Just as it did last year, Flex, Twilio’s contact center solution, is getting the spotlight at this year’s
Signal, the company’s annual customer and developer conference taking place this week in San Francisco.
Twilio is offering plenty of new information on Flex, which became generally available at this same event last year (after its
unveiling at Enterprise Connect months earlier). During a keynote yesterday, Jaime Gilliam-Swartz, vice president of voice of customer and support operations at
Lyft, provided an update on the company’s Flex deployment, which began in November 2018. In addition, the Signal conference agenda includes 14 sessions with Flex in the title, from customer and partner stories to workshops. An additional seven sessions feature contact center content, several addressing analytics and the operational aspects of using data to run a better contact center.
While I’m unable to attend Signal in person this year to get my Flex fix, I was lucky enough to interview one of the customer speakers ahead of the event:
Jason Friesen, founder and executive director at Trek Medics, a nonprofit humanitarian organization dedicated to developing pre-hospital and emergency care in low- and middle-income regions. I spoke with Friesen the week after tropical storm Barry threatened Louisiana, where Trek Medics worked with volunteer community-based response groups.
Trek Medics works with various local and national organizations around the world -- rural fire departments in the Dominican Republic, for example, and community health worker groups in Tanzania, Friesen said. As he explained, most developing countries don’t have 911 services or other emergency response networks, leaving residents with limited access to rapid medical care. The issues touch on both sides of emergency communications. First there is call intake, which is how the public calls for help. Then then there is call dispatch; after somebody calls and asks for help, this is about how you alert responders and coordinate their efforts.
Most organizations that Trek Medics works with have methods for handling call intake, typically via a call center. Since 2016, they’ve been able to use Beacon, an open-source, text message-based emergency medical dispatching platform Trek Medics developed specifically for communities where consistent ambulance response isn’t available. To build Beacon, Trek Medics leveraged the Twilio SMS API, Friesen said.

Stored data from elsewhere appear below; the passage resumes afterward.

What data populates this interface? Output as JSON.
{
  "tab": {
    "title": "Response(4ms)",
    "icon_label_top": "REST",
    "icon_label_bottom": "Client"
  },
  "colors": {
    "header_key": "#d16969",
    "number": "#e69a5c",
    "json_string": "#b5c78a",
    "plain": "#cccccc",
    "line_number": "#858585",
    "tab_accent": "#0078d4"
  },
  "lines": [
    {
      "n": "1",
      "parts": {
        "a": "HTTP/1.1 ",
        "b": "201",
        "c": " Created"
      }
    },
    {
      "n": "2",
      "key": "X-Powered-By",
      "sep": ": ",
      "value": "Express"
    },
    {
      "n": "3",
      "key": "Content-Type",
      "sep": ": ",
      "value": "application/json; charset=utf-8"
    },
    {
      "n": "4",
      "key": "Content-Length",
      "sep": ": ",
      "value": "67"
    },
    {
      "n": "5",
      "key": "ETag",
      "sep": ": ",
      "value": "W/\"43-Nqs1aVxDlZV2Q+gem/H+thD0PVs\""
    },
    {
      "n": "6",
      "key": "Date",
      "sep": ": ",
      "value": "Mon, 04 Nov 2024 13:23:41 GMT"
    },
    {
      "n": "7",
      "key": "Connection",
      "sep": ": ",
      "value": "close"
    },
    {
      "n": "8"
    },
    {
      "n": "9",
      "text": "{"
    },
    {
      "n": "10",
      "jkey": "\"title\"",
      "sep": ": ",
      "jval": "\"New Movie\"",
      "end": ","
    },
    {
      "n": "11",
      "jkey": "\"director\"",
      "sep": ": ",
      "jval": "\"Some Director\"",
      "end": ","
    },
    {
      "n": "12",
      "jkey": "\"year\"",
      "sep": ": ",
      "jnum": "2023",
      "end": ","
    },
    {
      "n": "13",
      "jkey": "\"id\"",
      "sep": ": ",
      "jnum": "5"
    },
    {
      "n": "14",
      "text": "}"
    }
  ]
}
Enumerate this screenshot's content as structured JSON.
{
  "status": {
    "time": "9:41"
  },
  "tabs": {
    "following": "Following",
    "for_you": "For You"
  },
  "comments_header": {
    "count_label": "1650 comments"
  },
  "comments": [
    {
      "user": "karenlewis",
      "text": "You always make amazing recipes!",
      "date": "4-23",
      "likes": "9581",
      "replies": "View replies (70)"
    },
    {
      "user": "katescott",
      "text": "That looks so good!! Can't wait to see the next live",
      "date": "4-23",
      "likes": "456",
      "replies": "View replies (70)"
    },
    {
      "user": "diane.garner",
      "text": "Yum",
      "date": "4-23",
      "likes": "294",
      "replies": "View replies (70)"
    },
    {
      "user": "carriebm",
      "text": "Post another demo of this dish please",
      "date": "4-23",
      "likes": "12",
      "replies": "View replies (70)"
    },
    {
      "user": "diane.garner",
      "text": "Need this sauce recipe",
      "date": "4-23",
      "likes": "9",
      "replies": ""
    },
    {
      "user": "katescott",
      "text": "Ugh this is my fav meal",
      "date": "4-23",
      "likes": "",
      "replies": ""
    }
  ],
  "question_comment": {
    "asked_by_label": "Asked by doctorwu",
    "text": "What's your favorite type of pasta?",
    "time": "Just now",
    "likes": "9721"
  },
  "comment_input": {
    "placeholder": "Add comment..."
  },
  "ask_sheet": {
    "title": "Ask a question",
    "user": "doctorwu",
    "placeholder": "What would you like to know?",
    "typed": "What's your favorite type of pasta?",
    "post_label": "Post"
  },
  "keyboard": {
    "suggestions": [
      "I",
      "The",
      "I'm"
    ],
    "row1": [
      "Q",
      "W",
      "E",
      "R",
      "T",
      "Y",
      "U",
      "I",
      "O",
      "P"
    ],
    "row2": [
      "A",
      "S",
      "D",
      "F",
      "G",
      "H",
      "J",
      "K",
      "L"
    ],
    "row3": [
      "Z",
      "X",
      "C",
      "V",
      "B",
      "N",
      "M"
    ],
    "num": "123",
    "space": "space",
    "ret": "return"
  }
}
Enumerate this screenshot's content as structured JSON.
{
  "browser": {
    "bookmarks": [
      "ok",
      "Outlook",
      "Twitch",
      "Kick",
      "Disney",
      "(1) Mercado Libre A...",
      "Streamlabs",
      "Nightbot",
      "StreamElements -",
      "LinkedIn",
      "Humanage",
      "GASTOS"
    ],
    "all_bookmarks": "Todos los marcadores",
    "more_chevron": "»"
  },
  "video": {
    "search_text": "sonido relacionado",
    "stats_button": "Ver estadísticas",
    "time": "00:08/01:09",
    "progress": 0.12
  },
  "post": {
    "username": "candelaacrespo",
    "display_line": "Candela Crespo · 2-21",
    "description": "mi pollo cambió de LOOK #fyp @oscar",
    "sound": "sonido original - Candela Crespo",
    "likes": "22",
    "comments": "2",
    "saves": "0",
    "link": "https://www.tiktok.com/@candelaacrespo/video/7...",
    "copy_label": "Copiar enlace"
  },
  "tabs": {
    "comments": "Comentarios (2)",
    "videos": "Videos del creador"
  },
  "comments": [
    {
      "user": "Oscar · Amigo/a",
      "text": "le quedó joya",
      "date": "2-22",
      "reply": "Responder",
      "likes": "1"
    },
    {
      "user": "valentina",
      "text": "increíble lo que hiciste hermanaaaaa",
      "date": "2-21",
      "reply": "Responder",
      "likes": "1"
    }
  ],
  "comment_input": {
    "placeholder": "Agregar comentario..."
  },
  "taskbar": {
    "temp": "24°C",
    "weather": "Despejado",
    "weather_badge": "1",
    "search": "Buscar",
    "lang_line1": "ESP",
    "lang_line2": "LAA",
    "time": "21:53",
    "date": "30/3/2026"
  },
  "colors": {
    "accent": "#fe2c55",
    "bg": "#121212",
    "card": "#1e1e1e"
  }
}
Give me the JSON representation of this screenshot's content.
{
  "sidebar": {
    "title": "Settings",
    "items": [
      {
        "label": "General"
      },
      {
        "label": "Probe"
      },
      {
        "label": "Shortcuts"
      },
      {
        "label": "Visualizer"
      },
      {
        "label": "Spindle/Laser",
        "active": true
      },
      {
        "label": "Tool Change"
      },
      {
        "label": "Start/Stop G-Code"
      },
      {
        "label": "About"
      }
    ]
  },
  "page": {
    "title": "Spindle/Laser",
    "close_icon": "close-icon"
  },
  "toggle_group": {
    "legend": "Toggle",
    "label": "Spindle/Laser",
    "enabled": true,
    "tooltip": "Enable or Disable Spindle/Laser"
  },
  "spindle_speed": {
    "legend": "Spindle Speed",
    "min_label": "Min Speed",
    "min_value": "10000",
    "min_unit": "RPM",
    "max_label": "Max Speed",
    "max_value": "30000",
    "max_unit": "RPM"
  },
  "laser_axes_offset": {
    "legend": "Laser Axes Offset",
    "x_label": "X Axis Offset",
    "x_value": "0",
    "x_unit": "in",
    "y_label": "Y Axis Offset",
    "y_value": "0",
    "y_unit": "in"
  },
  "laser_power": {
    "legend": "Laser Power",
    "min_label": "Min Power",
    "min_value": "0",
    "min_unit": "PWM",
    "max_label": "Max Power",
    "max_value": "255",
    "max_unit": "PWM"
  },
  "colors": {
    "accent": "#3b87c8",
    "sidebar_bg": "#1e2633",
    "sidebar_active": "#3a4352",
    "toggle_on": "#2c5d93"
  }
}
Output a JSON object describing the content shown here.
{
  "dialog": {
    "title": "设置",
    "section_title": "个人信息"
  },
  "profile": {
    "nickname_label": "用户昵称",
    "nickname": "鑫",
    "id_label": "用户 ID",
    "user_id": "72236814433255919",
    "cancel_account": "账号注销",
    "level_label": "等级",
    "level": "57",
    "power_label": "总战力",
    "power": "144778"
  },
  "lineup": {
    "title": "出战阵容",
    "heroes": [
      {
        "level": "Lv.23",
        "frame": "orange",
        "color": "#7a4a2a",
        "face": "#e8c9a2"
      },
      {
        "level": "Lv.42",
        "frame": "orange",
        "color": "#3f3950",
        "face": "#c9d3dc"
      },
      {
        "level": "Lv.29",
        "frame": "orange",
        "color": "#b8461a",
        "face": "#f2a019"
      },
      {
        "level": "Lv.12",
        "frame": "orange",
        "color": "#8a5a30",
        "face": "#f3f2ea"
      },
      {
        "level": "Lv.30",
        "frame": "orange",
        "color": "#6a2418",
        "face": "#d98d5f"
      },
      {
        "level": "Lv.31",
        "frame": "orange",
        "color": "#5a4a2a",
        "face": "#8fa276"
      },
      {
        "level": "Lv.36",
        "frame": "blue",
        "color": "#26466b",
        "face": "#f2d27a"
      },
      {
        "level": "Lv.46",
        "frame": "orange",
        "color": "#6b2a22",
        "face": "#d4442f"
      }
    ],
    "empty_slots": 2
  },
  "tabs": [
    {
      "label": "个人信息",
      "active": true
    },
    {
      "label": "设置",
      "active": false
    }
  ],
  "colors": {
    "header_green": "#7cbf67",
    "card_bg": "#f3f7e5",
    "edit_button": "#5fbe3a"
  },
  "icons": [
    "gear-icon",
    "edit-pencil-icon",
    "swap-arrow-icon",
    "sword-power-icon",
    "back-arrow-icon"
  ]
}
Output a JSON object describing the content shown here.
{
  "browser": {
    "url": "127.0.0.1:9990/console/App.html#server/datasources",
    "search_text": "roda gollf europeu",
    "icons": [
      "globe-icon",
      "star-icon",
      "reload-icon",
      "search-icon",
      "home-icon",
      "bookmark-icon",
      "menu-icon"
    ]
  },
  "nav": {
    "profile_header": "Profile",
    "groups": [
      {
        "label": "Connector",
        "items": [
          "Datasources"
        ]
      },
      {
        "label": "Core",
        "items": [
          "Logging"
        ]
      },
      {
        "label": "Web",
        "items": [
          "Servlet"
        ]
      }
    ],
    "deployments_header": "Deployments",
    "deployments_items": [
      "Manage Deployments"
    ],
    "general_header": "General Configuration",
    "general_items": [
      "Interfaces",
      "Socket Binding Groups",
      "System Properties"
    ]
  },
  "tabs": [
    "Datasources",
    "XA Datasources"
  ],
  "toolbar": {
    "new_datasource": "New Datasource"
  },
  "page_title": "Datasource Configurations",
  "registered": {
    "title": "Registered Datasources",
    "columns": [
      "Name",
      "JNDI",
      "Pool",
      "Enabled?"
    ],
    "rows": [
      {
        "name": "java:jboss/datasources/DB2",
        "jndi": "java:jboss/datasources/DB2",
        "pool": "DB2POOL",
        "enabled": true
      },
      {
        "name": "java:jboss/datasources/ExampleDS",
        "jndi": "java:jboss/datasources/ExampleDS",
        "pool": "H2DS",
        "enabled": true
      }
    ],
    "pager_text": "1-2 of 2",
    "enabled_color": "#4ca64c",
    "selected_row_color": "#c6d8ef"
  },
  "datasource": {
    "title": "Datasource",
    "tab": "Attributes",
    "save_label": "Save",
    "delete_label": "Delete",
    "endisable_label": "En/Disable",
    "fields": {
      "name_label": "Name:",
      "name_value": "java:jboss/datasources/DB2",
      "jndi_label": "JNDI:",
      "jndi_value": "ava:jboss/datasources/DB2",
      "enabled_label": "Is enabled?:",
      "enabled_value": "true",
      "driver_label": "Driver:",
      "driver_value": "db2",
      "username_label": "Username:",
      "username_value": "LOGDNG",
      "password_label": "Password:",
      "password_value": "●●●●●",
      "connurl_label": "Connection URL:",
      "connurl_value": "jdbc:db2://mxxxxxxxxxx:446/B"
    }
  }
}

In some cases, however, the emergency organization requires help not only with call intake but also with dispatching. In Malawi, for example, Trek Medics is working with the Ministry of Health to provide better emergency response for traffic accidents using Beacon for dispatching and Twilio Flex for call intake, Friesen said.
As you can see in the graphic above left, Malawi is in southeastern Africa. At right, you can see the extent of the problem the country has with road traffic injuries. The annual death rate is two and a half times that of the U.S. and more than five times that of Canada. A key contributor to the problem is a 225-mile stretch of highway, the M1, that passes through six districts. Only 10 ambulances with smartphones serve this stretch; 500 community responders with feature phones work to fill in the gaps and provide notification of accidents.
Using Flex, Trek Medics, along with its technology partner
Vision Point Systems, designed a call center to answer calls to the “118” number reserved for use by the Malawi Communications Regulatory Authority. Dispatchers, who are young adults with no medical experience, answer the calls with oversight by shift supervisors with medical background. The dispatchers triage calls and apply resources as required using Flex integrated into Beacon. Trek Medic initially aimed to develop a model that could scale for use end to end along the highway, but has since expanded its reach to the entire nation, to help reduce the number of preventable fatalities from traffic accidents annually.
Over the years, Trek Medics has benefited from Twilio’s commitment, as part of the
Pledge 1% program, to donate 1% of its equity to further social impact programs. Trek Medics was one of eight nonprofits awarded grants by Twilio in 2017 for using innovative communications strategies to remove the friction for the people who participate in their programs and have demonstrated the potential to scale further through technology.